US Ambassador Earl R Miller has recently visited the Sundarbans to promote its ecosystem conservation and a Bangladesh that is resilient to different natural disasters.
"Healthy ecosystems and protection from natural disasters are critical to developing a resilient Bangladesh," read a press release.
Ambassador Miller was accompanied by USAID Mission Director Derrick Brown.
Miller's travel to the world's largest mangrove forest on January 26-28 ahead of World Wetlands Day (Februay 2) aimed to "support the growing partnership" between the two countries and to focus on "the importance of conserving the Sundarbans and its wildlife".
During the trip, Ambassador Miller met with Bangladesh Forest Department representatives at Harbaria and visited US government-supported conservation activities that contribute to the protection of the Sundarbans and its biodiversity.
Miller also met with students from Daffodil University and representatives from the Bangladesh Forest Department to learn about their partnership and research in the Sundarbans.
He visited Katka with a doctoral student from the University of Delaware whose tiger conservation research is funded by the US Fish and Wildlife Service.
They also hiked a part of the popular Katka trail and learned about the role and impact of tourism in the Sundarbans.
On the final day of the visit, Ambassador Miller met with representatives of WildTeam Limited, a local civil society organisation.
He learned from them about how their conservation activities continued after USAID's $10.5 million Bengal Tiger Conservation Activity (Bagh) had completed in 2018.
As a result of USAID's Bagh activity, the Bangladesh Forest Department and USAID on May 22, 2019 announced the Bengal tiger population had stabilised in the forest.
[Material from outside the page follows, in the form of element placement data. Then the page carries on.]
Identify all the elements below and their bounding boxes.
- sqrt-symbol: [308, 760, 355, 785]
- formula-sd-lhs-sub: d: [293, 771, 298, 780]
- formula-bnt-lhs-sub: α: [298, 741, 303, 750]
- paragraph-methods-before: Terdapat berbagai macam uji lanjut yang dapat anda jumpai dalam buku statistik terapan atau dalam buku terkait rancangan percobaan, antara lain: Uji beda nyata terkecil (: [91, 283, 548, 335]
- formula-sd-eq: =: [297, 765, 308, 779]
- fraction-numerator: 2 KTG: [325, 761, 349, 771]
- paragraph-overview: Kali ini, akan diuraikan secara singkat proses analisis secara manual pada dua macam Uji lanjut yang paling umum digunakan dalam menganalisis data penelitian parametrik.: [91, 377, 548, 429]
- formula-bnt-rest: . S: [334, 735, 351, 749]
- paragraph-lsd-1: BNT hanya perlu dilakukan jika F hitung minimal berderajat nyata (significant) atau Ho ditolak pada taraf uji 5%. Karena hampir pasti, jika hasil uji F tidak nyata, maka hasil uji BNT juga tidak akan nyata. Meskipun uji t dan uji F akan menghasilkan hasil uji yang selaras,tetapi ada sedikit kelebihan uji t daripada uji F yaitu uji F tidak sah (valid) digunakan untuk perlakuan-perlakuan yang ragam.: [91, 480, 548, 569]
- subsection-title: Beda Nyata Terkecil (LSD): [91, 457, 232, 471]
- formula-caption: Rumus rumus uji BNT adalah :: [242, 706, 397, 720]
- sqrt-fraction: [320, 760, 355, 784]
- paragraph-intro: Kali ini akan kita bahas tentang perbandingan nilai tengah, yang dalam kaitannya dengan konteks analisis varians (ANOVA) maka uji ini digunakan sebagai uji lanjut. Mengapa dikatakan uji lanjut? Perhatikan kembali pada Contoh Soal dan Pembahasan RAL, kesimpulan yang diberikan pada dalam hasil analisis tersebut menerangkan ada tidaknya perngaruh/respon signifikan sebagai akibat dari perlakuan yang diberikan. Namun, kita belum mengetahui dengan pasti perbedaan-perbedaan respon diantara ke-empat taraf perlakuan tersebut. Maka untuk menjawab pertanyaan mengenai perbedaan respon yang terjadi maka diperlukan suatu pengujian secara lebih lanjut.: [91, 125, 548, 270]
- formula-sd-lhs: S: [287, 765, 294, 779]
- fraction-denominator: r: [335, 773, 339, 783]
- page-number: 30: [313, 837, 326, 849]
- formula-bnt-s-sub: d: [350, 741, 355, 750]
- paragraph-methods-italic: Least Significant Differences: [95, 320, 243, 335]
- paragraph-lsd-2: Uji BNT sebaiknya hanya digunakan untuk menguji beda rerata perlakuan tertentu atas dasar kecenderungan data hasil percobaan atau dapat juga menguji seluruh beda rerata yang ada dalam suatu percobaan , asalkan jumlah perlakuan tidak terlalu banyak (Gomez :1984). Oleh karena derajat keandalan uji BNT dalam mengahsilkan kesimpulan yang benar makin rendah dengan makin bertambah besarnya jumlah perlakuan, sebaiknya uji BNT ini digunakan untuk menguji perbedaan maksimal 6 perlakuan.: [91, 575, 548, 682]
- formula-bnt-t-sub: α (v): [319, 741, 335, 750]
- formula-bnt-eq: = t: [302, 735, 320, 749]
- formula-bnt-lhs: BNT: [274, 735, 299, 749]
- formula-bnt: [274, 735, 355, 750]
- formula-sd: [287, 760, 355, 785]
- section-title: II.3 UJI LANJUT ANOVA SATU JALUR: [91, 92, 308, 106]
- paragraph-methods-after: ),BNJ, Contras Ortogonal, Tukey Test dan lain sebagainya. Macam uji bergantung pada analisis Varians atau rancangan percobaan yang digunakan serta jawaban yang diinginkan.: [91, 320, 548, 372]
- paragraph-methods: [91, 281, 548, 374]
They also proclaimed that the tiger population had marginally increased from an estimated 106 tigers in 2015 to an estimated 114 tigers in 2018, read the release.
Ambassador Miller also met with community volunteers, including those with the village tiger response team, local tiger ambassadors, tiger scouts, co-management organisations, and community patrol group members.
Through the Bagh and Climate Resilient Ecosystems and Livelihoods (CREL) activities in partnership with the Bangladesh government, USAID helped train these community groups to conserve the Sundarbans and its diverse biodiversity.
CREL activities included supporting the planting of 565,000 mangrove seedlings on 512 hectares of forestland. The species planted in the Sundarbans include Kakra (Bruguiera gymnorrhiza), Bine (Avicenia officinalis), Sundori (Heritiera fomes), Keora (Sonneratia apetala), and Golpata (Nipa fruticans).
World Wetlands Day
World Wetlands Day highlights the important environmental protection role wetlands play throughout the world.
The day emphasises why wetlands are vital to promote conservation of these important ecosystems.
The Sundarbans is the world's largest mangrove forest and an appropriate venue to showcase the importance of wetlands.
This important region provides a natural barrier to hazards such as storms and cyclones and is home to the Bengal tiger, masked finfoot, irrawaddy dolphin, saltwater crocodile, and many other endangered or vulnerable species.